Il y a deux ans, un OMNI est venu secouer nos oreilles curieuses. Il s’agissait d’Algiers, trio originaire d’Atlanta qui a eu l’audace de mélanger gospel et post-punk sur leur premier album tout simplement mémorable (chroniqué ici). Mené par la voix passionnante et déchirante de Franklin James Fischer, le groupe a éveillé les consciences grâce à leur musique apocalyptique et violente et en remet une couche avec leur nouvel opus The Underside of Power produit par Adrian Utley de Portishead et Ali Chant.

« Walk Like A Panther » ouvre le bal et reprend là où ils se sont arrêtés deux ans plus tôt. S’ouvrant sur un sample d’un discours de Fred Hampton, militant des Black Panthers assassiné, l’interprétation urgente et alarmiste de Franklin James Fischer plante le décor et est aussi chargé qu’un cocktail molotov. L’intensité s’agrandit au fur et à mesure lorsque l’on contemple ce The Underside of Power qui est chargé de moments bestiaux comme « Cry of the Martyrs », le groovy « The Underside of Power » mais également le post-punk frémissant « Death March ».

Entre 2015 et 2017, rien n’a changé. Pire, la situation s’est envenimée avec les bavures policières qui n’en finissent pas, les actes malfaisants perpétrés par l’Etat Islamique et pour ne pas changer, la victoire incompréhensible de l’autre. Algiers exprime leur désarroi en musique et dénonce de fond en comble, que ce soit par des moments plus mélancoliques comme « Mme Rieux » et « Hymn For An Average Man » ou d’autres plus noisy avec « Cleveland » et « Animals ». Quoi de mieux que de nous prendre aux tripes avec des instrumentaux chamaniques et démoniaques que sont « Plague Years » et « Picture Me Standing » qui, elle, plante le décor du dernier assaut final qu’est « The Cycle/The Spiral: Time To Go Down Slowly » où le trio devenu quatuor (car Matt Tong, ex-Bloc Party, a rejoint le groupe) marque définitivement au fer rouge leur rage et leur indignation mondiale.
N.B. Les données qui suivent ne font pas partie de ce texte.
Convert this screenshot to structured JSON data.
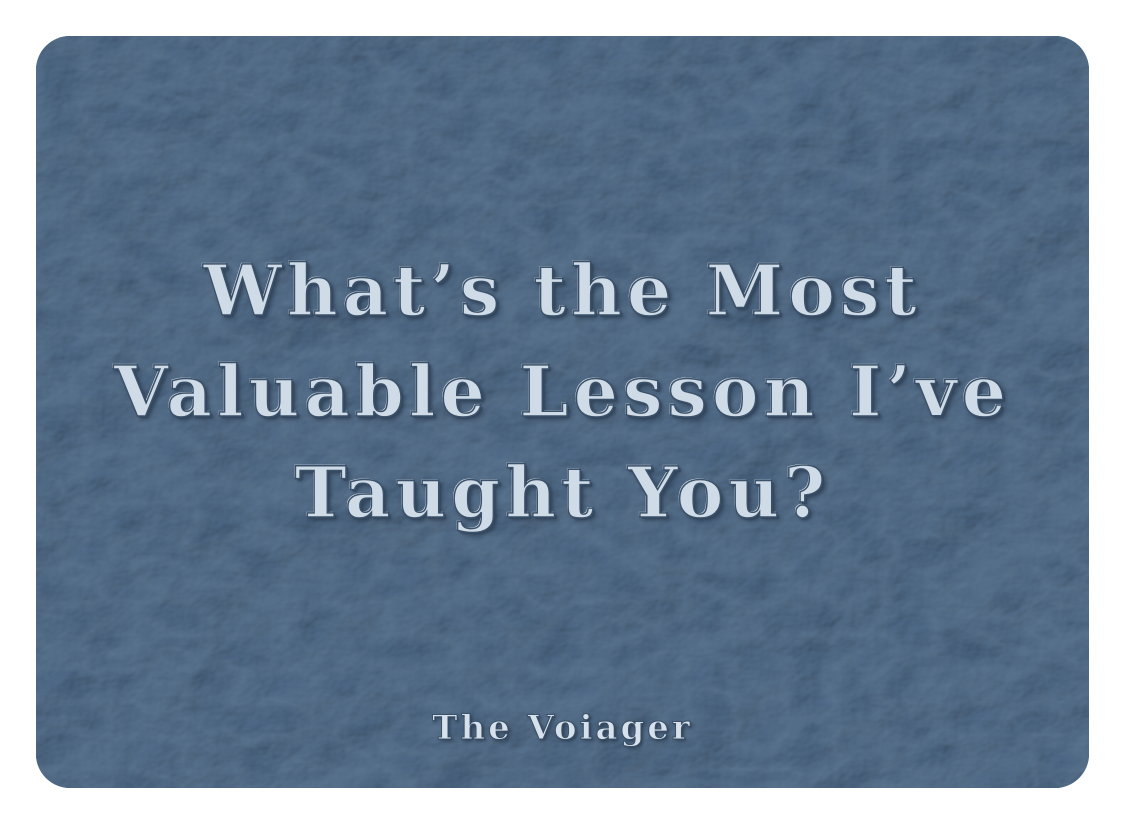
{
  "card": {
    "background_color": "#5f7891",
    "text_color": "#cfdbe6",
    "outline_color": "#3a5169",
    "page_background": "#ffffff"
  },
  "headline": {
    "line1": "What’s the Most",
    "line2": "Valuable Lesson I’ve",
    "line3": "Taught You?"
  },
  "signature": "The Voiager"
}
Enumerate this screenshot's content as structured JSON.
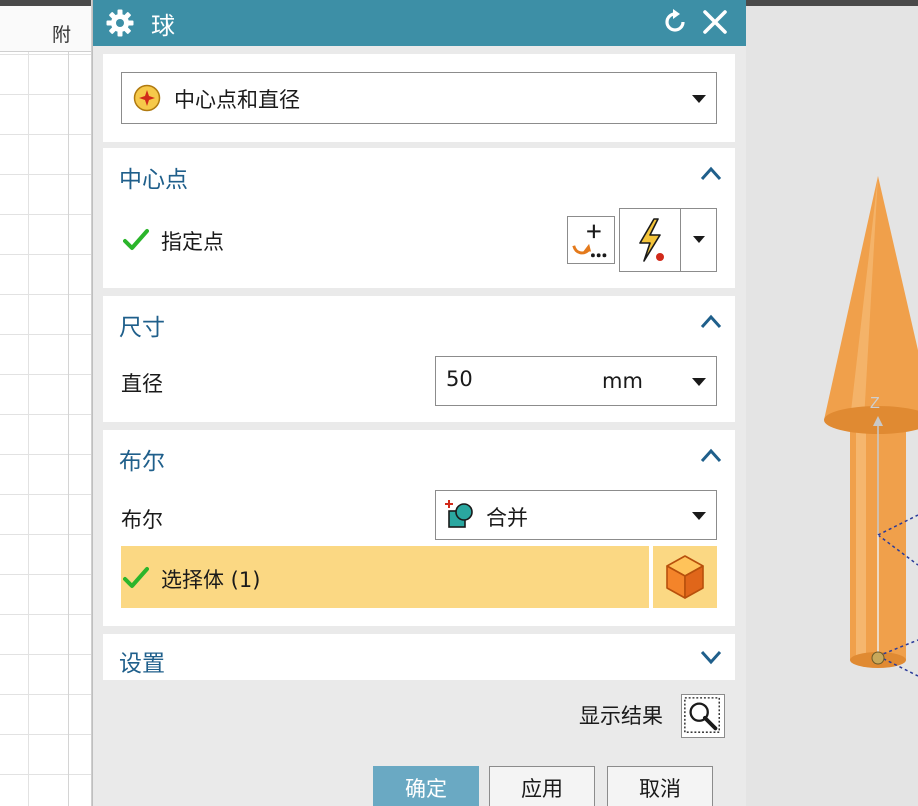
{
  "spreadsheet": {
    "column_letter": "附"
  },
  "dialog": {
    "title": "球",
    "icons": {
      "settings": "gear-icon",
      "reset": "reset-icon",
      "close": "close-icon"
    },
    "type_selector": {
      "value": "中心点和直径",
      "icon": "center-diameter-icon"
    },
    "sections": {
      "center": {
        "title": "中心点",
        "expanded": true,
        "specify_point_label": "指定点",
        "status": "complete"
      },
      "dimension": {
        "title": "尺寸",
        "expanded": true,
        "diameter_label": "直径",
        "diameter_value": "50",
        "diameter_unit": "mm"
      },
      "boolean": {
        "title": "布尔",
        "expanded": true,
        "boolean_label": "布尔",
        "boolean_value": "合并",
        "select_body_label": "选择体 (1)",
        "highlight_color": "#fbd883"
      },
      "settings": {
        "title": "设置",
        "expanded": false
      }
    },
    "show_result_label": "显示结果",
    "buttons": {
      "ok": "确定",
      "apply": "应用",
      "cancel": "取消"
    }
  },
  "viewport": {
    "axis_label": "Z",
    "model_color": "#f0a04b"
  },
  "colors": {
    "titlebar": "#3d8fa6",
    "section_title": "#1f5f8b",
    "ok_button": "#6aa9c3",
    "check_green": "#2bb52b"
  }
}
Comme pour le premier album, Algiers fait un constat alarmant en musique et ce de la meilleure des manières. The Underside of Power ira cohabiter post-punk, trip-hop, noise-rock, gospel et soul apocalyptique pour un capharnaüm aussi chaud que la braise. Une fois de plus, la formation d’Atlanta sait éveiller les consciences afin de pousser l’auditeur à la révolte.